Escale au petit matin à Makassar, histoire de nous remplir l’estomac de nourriture un peu plus savoureuse et nous voilà déjà arrivés à Bau-Bau, au sud-est de la Sulawesi. Le lendemain, nous prenons un bateau local pour aller sur l’île de Muna. Nous sommes choqués de voir des femmes complètement voilées avec gants et chaussettes… par une chaleur étouffante. Dans le bateau, un bébé, lui aussi couvert comme les bébés le sont chez nous en hiver. Nous n’avons vraiment pas le même corps… Arrivés sur l’île de Muna, un taxi partagé nous amène à notre point de chute pour deux semaines, un volontariat trouvé sur wwoofing. Sur le chemin, nous longeons la mer que nous voyons pour la première fois si turquoise. Le ciel se noircit dangereusement. Nous essuyons un orage aussi puissant que soudain. Ici aussi, les orages sont quotidiens. Quelques jours après notre arrivée, nous vivons un orage des plus impressionnants. En quelques minutes, la route se transforme en torrent et la foudre tombe tout près. Les petits voisins s’amusent sous la gouttière.

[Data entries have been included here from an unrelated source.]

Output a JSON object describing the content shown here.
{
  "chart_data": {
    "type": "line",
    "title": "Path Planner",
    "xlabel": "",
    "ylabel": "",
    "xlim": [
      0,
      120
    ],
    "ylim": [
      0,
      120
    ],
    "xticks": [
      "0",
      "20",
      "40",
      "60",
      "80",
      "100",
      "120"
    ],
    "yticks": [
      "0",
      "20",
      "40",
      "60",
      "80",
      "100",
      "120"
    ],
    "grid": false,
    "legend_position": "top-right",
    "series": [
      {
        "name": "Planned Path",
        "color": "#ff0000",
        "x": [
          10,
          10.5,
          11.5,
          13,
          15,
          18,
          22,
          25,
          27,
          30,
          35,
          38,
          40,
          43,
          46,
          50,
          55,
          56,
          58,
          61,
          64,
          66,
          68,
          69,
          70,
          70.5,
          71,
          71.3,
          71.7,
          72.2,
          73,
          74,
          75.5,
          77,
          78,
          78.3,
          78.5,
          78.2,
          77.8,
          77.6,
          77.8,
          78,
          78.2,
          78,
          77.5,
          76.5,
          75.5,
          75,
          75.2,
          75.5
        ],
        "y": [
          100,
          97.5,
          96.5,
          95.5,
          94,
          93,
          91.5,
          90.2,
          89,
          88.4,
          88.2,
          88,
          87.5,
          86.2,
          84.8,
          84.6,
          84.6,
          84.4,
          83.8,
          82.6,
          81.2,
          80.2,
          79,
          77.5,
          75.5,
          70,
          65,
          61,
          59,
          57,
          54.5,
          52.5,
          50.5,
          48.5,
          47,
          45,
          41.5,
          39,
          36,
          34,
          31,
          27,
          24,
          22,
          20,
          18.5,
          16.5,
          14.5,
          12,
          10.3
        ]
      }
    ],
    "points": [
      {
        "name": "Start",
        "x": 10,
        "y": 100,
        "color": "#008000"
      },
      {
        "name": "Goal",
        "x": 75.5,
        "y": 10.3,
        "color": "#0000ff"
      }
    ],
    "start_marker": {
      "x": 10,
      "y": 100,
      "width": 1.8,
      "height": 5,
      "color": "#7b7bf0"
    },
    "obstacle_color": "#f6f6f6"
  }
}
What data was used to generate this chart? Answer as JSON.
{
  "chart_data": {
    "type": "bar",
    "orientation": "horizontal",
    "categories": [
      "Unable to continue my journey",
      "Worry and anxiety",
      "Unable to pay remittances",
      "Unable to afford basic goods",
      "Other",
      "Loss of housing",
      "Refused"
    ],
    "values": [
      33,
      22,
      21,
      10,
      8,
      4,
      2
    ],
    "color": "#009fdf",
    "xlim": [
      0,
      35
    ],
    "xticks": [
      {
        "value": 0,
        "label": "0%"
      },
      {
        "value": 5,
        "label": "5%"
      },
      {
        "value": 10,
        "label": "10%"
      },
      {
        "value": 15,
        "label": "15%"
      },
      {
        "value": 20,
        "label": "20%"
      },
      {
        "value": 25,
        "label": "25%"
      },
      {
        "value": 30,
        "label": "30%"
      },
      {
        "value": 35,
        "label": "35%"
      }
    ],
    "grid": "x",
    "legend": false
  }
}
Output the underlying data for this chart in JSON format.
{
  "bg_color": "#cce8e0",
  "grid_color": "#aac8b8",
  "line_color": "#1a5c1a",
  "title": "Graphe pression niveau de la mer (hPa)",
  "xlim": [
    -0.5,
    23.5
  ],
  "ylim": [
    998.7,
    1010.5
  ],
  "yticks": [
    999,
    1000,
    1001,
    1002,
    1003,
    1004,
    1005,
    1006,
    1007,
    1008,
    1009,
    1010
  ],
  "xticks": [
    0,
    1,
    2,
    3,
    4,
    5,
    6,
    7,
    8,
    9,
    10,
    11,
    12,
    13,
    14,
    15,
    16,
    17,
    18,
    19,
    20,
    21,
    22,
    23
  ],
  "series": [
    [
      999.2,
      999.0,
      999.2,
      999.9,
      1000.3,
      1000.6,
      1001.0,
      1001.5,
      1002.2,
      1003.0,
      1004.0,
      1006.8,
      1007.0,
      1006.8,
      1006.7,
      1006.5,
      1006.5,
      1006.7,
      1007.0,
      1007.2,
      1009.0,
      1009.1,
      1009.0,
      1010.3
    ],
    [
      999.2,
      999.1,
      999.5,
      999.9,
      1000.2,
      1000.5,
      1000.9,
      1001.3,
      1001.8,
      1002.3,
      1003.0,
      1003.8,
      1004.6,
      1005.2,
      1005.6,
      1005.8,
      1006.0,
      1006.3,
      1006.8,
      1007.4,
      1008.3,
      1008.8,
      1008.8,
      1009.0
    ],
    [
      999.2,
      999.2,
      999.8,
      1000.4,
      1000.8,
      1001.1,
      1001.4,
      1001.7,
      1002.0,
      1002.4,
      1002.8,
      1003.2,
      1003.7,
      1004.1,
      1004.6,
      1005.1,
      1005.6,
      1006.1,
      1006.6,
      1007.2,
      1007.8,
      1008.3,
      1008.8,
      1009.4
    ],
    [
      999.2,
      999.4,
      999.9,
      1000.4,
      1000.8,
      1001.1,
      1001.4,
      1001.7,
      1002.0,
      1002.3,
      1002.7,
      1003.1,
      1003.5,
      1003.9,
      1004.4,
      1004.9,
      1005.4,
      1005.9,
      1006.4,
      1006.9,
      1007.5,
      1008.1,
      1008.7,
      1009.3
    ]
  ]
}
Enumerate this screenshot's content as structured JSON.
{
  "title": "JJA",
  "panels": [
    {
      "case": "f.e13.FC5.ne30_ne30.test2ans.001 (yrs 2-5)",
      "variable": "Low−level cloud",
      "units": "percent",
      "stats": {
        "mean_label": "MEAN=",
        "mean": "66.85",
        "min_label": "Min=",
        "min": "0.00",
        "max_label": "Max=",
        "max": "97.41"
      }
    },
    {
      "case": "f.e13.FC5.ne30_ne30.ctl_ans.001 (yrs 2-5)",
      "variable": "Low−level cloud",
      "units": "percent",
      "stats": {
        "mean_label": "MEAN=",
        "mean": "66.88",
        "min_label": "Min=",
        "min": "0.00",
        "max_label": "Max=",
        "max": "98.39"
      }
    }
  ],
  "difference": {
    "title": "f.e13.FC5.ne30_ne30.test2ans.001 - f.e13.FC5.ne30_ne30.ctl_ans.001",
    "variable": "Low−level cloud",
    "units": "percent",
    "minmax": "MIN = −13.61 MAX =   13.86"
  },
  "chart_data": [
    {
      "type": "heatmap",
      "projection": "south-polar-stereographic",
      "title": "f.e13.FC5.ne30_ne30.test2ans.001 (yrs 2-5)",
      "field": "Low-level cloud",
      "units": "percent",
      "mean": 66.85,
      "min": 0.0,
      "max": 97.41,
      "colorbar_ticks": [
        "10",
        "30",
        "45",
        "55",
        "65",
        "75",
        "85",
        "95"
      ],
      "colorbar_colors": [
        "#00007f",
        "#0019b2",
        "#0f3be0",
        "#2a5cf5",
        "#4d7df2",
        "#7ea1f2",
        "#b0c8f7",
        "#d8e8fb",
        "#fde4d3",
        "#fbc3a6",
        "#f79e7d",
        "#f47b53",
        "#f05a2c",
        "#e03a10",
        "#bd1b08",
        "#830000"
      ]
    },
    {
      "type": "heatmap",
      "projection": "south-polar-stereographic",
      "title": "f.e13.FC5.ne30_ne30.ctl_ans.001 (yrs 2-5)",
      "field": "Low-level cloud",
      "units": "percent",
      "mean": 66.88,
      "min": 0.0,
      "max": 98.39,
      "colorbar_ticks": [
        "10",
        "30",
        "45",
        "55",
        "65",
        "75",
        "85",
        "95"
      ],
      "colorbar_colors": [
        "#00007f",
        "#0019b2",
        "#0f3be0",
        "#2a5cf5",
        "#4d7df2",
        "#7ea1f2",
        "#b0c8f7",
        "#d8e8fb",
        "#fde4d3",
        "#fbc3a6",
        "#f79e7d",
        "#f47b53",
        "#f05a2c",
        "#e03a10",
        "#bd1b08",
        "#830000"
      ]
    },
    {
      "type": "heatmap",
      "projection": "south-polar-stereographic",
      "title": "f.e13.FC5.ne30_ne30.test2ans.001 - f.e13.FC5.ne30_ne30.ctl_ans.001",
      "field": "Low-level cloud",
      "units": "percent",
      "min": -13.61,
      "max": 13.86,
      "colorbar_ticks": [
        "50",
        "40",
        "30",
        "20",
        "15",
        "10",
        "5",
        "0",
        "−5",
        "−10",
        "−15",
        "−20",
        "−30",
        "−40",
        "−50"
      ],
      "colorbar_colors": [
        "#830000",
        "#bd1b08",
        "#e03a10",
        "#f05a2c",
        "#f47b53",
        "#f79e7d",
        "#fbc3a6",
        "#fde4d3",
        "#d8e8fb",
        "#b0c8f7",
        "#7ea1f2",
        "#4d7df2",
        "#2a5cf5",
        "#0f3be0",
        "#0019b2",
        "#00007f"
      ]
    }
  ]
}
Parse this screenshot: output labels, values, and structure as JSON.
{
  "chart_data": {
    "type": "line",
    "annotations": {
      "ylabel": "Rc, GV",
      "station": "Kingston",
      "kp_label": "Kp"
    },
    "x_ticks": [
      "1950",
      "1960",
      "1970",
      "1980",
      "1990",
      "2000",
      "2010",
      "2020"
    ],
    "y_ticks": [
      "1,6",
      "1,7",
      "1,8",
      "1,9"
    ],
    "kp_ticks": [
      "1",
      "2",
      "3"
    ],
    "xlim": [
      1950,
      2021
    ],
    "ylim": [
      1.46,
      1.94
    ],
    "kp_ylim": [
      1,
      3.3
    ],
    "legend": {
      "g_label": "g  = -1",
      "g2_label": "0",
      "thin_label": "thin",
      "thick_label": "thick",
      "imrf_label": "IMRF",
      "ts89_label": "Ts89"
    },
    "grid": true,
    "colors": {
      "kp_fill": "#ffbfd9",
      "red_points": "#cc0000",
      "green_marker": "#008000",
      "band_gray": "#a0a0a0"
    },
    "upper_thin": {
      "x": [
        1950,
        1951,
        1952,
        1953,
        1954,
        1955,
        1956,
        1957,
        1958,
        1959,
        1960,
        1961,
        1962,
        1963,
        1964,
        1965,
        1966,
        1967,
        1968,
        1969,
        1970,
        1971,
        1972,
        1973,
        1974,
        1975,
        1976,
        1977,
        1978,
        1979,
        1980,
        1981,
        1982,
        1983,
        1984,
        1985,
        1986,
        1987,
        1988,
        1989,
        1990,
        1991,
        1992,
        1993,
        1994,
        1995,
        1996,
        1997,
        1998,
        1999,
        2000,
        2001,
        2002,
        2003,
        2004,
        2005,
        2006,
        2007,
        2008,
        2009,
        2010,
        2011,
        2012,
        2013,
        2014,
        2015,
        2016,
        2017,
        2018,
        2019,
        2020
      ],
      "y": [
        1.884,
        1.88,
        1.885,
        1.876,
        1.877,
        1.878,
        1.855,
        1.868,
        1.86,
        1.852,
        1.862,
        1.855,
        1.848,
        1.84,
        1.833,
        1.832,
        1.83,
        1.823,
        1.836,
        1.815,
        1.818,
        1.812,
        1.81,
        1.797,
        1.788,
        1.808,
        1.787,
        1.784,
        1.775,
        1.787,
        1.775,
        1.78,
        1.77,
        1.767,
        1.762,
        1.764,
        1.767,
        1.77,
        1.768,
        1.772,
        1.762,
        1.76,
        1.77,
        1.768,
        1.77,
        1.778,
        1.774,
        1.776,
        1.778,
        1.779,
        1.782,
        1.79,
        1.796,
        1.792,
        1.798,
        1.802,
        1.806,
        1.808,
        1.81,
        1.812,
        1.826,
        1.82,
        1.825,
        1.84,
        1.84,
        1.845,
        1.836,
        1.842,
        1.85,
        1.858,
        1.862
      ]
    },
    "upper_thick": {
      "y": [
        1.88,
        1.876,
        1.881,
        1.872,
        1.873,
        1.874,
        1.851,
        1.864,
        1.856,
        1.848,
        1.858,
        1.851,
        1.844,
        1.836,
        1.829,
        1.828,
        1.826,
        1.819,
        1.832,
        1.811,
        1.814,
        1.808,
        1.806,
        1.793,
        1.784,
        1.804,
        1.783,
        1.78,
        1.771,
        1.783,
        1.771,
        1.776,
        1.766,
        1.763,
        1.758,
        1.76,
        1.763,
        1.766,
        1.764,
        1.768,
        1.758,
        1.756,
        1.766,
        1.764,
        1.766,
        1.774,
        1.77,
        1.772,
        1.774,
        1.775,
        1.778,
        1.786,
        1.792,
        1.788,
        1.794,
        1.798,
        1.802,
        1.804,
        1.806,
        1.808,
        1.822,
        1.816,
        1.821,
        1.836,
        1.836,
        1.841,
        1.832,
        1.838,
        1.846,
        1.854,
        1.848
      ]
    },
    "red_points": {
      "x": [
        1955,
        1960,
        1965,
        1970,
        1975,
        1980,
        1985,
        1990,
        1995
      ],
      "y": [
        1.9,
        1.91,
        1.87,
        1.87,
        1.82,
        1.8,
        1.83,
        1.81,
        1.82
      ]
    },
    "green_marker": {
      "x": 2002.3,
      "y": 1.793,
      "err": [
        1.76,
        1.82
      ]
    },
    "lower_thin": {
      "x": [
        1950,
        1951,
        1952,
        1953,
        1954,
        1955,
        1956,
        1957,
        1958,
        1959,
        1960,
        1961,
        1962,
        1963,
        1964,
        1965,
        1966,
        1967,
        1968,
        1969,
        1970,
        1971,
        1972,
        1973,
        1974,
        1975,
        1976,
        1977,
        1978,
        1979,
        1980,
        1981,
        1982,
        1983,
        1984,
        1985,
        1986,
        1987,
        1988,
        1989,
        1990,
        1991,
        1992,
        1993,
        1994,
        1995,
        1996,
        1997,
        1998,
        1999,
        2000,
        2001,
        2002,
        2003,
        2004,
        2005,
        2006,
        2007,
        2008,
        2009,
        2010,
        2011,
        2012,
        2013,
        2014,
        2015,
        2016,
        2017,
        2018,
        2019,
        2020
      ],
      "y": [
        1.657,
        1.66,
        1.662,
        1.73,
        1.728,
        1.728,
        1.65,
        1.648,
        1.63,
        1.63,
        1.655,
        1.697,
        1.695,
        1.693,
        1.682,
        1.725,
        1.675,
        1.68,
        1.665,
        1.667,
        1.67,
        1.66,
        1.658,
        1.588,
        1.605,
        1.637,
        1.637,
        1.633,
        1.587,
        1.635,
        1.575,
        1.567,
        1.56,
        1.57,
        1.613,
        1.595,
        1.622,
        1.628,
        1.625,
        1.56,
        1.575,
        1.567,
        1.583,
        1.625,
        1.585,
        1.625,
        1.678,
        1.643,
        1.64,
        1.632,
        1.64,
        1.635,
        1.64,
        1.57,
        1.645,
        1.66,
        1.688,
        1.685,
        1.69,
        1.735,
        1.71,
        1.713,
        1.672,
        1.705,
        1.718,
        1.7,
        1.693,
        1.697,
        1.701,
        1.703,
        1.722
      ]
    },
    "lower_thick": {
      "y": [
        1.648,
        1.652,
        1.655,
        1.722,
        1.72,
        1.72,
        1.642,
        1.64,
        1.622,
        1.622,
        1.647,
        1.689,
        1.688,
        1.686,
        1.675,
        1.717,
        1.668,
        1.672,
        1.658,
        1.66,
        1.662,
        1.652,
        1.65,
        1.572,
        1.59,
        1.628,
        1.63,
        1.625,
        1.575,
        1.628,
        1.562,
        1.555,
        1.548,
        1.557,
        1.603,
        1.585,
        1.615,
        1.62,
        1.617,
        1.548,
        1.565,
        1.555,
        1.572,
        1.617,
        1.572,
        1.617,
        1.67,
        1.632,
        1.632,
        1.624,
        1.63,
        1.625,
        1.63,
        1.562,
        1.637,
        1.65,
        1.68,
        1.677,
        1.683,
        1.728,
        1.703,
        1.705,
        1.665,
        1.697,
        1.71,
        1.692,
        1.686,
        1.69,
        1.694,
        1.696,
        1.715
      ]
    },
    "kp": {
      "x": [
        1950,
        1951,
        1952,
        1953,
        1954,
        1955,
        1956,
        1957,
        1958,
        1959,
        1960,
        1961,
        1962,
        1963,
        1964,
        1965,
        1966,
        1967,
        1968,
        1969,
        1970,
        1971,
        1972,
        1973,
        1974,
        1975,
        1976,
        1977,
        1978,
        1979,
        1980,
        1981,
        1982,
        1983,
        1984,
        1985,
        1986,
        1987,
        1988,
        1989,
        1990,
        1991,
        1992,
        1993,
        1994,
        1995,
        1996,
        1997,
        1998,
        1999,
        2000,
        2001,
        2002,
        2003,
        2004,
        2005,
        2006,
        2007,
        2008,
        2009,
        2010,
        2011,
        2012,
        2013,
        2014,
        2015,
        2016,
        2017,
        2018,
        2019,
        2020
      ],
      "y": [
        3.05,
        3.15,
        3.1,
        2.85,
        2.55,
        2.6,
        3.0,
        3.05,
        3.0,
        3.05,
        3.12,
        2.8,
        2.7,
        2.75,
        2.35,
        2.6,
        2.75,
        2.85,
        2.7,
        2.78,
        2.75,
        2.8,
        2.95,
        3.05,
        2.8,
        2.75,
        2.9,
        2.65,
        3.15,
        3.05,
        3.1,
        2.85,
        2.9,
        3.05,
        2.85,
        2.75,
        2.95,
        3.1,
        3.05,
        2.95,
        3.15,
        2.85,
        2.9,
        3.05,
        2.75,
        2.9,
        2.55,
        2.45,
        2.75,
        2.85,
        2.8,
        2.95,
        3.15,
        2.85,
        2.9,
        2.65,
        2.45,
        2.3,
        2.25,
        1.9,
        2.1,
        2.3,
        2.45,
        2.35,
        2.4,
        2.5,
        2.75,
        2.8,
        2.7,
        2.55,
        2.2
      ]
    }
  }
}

Nous sommes donc accueillis par Tono, un petit bonhomme tout sourire. Il habite une petite maison colorée sur pilotis avec sa mère et ses deux nièces adolescentes, Niar et Anti. A 26 ans, Tono est très ambitieux et a de grands projets pour sa communauté. Il a démarré il y a quelques mois des cours d’anglais pour les ados qui le souhaitent l’après-midi. Victime de son succès, il a même ouvert un cours du soir certains jours de la semaine. A côté de cela, il veut développer son jardin pour produire la nourriture pour toute sa famille et les volontaires qui arrivent en nombre. Lorsque nous arrivons, Lisa, qui vient d’Allemagne est déjà présente. Nous sommes bientôt rejoints par Ewa, de Pologne, Javi d’Espagne, Konosuké du Japon et Anneke et Freek d’Hollande. Beaucoup de volontaires étrangers ! Au début, nous sommes très déçus de cette situation. Nous pensions être les seuls sur place. Mais après quelques jours, nous comprenons la fierté et l’engouement de Tono à recevoir plein d’étrangers et à accepter toutes les demandes de volontariat. Il apprend énormément de tous. Ça l’aide à changer et évoluer. Il note toutes les idées dans son cahier et les transforme en objectifs. Il se nourrit de notre différence de culture. Son envie d’apprendre fait plaisir à voir !

Et nous aussi allons encore beaucoup apprendre !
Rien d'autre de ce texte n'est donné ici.